I need an undulation reformation.
I resonate with this dialogue from the Wonderworks movie, Anne of Avonlea:
Marilla: You set your heart too much on frivolous things and then crash down into despair when you don’t get them.
Anne Shirley: I know. I can’t help flying up on the wings of anticipation. It’s as glorious as soaring through a sunset… almost pays for the thud.
Marilla: Well, maybe it does. But I’d rather walk calmly along and do without flying AND thud.
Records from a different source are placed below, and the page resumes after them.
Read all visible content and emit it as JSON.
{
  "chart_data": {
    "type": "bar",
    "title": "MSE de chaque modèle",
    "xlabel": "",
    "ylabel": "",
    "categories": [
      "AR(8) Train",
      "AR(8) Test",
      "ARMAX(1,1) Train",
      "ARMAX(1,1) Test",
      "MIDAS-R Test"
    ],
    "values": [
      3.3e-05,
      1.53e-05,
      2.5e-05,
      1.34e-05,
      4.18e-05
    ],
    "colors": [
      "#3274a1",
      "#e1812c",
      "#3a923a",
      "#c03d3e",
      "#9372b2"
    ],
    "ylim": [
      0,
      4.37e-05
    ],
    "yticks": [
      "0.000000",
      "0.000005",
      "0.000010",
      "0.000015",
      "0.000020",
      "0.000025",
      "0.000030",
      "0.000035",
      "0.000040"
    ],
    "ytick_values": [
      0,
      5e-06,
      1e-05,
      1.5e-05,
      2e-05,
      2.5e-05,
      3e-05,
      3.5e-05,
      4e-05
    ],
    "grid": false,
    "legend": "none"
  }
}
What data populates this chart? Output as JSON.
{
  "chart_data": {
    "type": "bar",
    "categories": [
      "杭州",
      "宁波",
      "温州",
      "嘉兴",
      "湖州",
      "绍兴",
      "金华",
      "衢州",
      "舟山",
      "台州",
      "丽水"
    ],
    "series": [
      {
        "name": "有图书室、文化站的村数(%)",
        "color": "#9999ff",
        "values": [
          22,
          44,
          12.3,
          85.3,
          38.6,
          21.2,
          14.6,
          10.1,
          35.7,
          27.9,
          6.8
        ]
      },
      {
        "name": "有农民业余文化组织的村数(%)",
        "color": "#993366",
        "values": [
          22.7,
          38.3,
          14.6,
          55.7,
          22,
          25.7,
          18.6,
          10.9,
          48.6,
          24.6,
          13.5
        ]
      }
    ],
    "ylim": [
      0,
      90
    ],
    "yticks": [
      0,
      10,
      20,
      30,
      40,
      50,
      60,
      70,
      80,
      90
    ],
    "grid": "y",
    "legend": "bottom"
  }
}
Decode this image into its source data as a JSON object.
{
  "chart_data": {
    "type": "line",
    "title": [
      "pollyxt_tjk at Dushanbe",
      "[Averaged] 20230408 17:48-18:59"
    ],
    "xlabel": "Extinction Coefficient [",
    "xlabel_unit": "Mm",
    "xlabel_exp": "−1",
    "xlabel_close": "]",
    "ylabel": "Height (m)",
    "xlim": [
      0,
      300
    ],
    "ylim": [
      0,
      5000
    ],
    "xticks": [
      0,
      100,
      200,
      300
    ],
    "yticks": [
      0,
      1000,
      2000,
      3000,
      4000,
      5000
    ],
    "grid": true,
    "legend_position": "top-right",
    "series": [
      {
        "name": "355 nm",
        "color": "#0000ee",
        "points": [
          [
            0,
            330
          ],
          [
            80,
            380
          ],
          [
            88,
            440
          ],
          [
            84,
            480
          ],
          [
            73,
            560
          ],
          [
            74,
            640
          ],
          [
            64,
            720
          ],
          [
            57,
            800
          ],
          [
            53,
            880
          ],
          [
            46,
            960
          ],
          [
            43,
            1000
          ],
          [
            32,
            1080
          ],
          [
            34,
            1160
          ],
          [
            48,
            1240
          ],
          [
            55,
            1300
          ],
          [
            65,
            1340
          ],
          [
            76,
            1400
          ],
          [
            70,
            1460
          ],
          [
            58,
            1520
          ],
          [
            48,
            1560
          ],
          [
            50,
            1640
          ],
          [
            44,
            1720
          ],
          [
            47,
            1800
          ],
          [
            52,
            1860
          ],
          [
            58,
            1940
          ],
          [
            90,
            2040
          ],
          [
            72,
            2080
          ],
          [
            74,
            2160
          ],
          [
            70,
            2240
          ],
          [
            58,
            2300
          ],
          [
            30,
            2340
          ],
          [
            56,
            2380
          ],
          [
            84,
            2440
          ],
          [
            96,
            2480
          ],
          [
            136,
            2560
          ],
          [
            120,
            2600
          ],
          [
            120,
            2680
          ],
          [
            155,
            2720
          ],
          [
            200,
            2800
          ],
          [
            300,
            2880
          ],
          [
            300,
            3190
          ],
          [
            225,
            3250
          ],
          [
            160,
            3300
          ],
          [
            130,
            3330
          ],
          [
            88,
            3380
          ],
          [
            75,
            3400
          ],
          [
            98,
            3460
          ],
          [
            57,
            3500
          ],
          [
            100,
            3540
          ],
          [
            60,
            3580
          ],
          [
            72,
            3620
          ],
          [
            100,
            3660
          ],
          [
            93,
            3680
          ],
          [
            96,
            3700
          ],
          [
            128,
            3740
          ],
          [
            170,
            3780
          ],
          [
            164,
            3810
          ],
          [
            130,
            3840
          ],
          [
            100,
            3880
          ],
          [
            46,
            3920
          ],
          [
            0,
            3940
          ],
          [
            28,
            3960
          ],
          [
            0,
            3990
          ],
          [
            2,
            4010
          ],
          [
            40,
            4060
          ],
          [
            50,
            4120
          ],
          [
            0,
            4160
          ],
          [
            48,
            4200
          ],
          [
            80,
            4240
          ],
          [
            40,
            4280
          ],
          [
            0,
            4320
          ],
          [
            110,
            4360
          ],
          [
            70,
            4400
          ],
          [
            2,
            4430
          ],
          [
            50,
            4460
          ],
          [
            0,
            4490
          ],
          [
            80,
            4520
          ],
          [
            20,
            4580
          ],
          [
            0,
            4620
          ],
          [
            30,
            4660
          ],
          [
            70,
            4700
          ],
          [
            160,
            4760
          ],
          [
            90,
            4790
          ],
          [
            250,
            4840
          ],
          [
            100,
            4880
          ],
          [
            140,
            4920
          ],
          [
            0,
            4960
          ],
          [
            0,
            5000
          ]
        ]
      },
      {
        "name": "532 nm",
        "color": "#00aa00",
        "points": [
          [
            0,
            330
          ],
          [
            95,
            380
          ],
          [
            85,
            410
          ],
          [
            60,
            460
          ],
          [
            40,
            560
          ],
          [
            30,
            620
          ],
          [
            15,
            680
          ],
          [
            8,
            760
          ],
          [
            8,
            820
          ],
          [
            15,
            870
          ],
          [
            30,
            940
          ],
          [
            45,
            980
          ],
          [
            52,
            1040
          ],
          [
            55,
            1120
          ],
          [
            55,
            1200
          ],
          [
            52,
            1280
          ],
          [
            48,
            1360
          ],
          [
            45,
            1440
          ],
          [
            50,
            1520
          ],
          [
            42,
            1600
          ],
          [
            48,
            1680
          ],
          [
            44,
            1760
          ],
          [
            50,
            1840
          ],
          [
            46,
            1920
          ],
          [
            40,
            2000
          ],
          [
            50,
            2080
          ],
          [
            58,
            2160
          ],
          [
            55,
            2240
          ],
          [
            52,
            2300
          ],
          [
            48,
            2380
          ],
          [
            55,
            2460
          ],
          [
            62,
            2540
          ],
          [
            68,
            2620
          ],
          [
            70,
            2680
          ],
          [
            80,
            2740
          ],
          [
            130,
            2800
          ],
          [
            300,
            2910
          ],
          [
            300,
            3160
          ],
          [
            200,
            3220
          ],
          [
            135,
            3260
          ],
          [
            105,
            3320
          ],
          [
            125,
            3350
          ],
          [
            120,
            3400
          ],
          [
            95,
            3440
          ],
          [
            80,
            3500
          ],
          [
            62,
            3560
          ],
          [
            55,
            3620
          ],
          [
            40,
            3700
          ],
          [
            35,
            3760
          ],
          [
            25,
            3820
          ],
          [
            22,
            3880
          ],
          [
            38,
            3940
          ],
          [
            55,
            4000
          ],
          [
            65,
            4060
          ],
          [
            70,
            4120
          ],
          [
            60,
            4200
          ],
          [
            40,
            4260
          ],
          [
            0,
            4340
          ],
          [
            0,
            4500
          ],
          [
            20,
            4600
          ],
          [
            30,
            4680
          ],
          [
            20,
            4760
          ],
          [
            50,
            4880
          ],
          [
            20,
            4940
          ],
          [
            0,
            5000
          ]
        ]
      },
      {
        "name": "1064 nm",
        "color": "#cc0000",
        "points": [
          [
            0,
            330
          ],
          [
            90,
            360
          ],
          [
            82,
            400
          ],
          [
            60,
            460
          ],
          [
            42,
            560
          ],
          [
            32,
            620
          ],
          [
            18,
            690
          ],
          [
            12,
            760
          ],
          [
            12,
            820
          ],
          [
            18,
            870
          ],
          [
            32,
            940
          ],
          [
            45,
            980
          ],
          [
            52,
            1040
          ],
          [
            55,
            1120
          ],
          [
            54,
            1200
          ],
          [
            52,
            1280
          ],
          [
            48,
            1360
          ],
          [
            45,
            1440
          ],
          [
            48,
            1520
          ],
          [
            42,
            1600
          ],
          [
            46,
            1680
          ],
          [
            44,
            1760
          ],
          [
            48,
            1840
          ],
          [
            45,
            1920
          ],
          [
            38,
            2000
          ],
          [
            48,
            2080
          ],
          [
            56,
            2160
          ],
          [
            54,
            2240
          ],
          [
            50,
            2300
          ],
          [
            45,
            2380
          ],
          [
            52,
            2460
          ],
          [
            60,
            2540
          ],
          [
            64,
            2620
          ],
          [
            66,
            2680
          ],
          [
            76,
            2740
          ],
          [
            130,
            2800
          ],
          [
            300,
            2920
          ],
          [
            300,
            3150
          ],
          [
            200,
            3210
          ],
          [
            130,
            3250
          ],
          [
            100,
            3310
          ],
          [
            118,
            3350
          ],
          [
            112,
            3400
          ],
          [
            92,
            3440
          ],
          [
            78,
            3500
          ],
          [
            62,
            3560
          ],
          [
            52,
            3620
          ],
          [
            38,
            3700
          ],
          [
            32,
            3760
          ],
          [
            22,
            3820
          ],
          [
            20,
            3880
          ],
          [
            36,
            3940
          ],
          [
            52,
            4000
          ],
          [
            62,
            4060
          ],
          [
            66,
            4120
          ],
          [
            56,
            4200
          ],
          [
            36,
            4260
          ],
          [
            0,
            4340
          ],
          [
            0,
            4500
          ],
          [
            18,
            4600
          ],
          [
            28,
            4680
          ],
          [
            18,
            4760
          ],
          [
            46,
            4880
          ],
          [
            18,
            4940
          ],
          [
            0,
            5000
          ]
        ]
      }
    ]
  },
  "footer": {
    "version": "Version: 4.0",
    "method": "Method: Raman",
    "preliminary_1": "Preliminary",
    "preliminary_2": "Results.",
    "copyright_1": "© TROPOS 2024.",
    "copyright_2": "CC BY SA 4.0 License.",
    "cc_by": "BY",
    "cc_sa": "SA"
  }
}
I feel the weight of my undulations. Up and down my emotions scream, bent to the whim of circumstance. I’ve soared on wings of jubilation this week, only to thud back into the mundane stress of missionary life today. Yep, we got our monthly statement from our mission’s agency today. Yikes. I know in my mind that God owns it all anyway, so a low number shouldn’t rattle me, but it does. THUD!
I guess I want to be both Anne and Marilla in this case. As a realist (pessimist), I don’t allow myself the thrill of soaring through sunsets of expectation. I figure if I expect the worst, I’ll be pleasantly surprised if things improve. So I admire Anne, her insatiable desire to risk even if it means a thud awaits her. But I also admire Marilla’s staid calmness. Nothing seems to rattle her; she simply moves on. Step by plodding step.
After all, there is not much I can do about money other than pray. And trust. And worship anyway. I just hope that the next THUD doesn’t steal the joy of the moment like it did today.
I wonder how many of you long for an undulation reformation?